Content of the spring semester plus reading material...


Description

Ecology 25105, spring 2021 SHORT SUMMARY OF COURSE CONTENTS AND OTHER PRACTICAL INFORMATION

Dear students for Ecology 25105, We look forward to welcome you at this course in a short while. Below follows practical information about the course. Please remember to acquire the text book before the beginning of the course. Best wishes Thomas Kiørboe

Format: Each course day will be a mixture of lectures and student exercises/discussions. We plan on having two field excursions in the course of the spring, but due to the Covid-19 situation these are likely to be replaced by online activities.
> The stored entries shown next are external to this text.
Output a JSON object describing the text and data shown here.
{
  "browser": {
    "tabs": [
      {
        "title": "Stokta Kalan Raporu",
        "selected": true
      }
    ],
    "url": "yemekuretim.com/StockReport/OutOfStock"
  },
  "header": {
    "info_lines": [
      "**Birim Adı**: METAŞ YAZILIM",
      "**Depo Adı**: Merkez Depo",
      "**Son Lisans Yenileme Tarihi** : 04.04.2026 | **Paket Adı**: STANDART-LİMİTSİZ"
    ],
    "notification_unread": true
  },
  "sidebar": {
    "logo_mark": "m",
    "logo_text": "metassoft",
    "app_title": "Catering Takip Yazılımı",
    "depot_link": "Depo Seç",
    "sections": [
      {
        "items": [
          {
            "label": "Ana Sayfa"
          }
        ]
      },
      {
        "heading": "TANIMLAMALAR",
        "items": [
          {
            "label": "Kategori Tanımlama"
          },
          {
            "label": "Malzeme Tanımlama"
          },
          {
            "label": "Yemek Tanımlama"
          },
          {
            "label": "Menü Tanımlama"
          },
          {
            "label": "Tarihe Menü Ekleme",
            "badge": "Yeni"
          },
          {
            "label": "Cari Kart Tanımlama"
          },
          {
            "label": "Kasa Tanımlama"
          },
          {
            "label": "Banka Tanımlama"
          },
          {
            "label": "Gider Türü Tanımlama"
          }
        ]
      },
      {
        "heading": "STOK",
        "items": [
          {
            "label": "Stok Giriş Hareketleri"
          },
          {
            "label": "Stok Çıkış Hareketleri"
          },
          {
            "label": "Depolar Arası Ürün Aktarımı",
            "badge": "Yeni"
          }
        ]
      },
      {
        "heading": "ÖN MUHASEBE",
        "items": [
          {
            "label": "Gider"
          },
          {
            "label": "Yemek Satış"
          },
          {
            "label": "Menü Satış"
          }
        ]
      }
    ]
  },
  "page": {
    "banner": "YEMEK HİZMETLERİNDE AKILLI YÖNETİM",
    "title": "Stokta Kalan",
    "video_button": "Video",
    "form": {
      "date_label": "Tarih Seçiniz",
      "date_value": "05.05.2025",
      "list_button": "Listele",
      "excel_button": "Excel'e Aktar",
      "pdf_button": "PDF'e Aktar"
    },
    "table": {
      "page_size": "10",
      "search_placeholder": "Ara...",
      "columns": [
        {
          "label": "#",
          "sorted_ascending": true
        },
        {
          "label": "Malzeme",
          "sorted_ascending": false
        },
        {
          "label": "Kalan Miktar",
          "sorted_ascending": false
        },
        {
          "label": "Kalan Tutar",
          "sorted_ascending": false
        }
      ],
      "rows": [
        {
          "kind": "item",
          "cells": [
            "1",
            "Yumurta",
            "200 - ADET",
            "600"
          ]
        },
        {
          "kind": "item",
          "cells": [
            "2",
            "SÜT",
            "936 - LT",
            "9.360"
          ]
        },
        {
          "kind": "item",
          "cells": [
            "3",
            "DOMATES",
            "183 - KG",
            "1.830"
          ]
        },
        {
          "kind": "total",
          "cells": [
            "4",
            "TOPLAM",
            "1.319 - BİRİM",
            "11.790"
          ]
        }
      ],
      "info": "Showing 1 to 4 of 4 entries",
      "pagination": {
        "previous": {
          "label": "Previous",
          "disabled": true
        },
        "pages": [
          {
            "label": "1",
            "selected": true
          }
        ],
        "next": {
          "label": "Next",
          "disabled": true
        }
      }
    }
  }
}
We are also prepared to teach the rest of the course online, if necessary. Approximately mid-way through the course you will be presented with a small selection of home-work projects that you will do in small groups. On the final course day the groups will present the results of their project work as poster that they will explain and defend in front of the instructors and fellow students. See outline of course below. Where and when: Tuesdays 08:15-12:00. We still do not know in what auditorium the teaching will take place, but in any case the course starts on-line. We will use Zoom for the course. Please use this link to connect to the class: Join Zoom Meeting https://dtudk.zoom.us/j/65252419948 Meeting place and time may be different on the days of excursions, if these materialize. Text book: Singer, F.D. (2016) Ecology in action. Cambridge University Press, Cambridge, 706 pp. The book is available in the DTU bookshop; if you use this link you will get a 10 % discount: https://www.polyteknisk.dk/home/dtu/soege_resultat?utf8=%E2%9C %93&q=25105&b=20&st=c&code=&exact_match=false . The text book will be supplemented with additional relevant reading material (e.g., articles) as well as copies of Power Point presentations for each lecture. The additional material will be uploaded on DTU Learn. We will make one content module per course day, and the reading material will be uploaded well in advance to each course day. Exam: The course will conclude with a written exam (open books). In addition, successful presentation and defense of the home-work project on the last course day is a requirement.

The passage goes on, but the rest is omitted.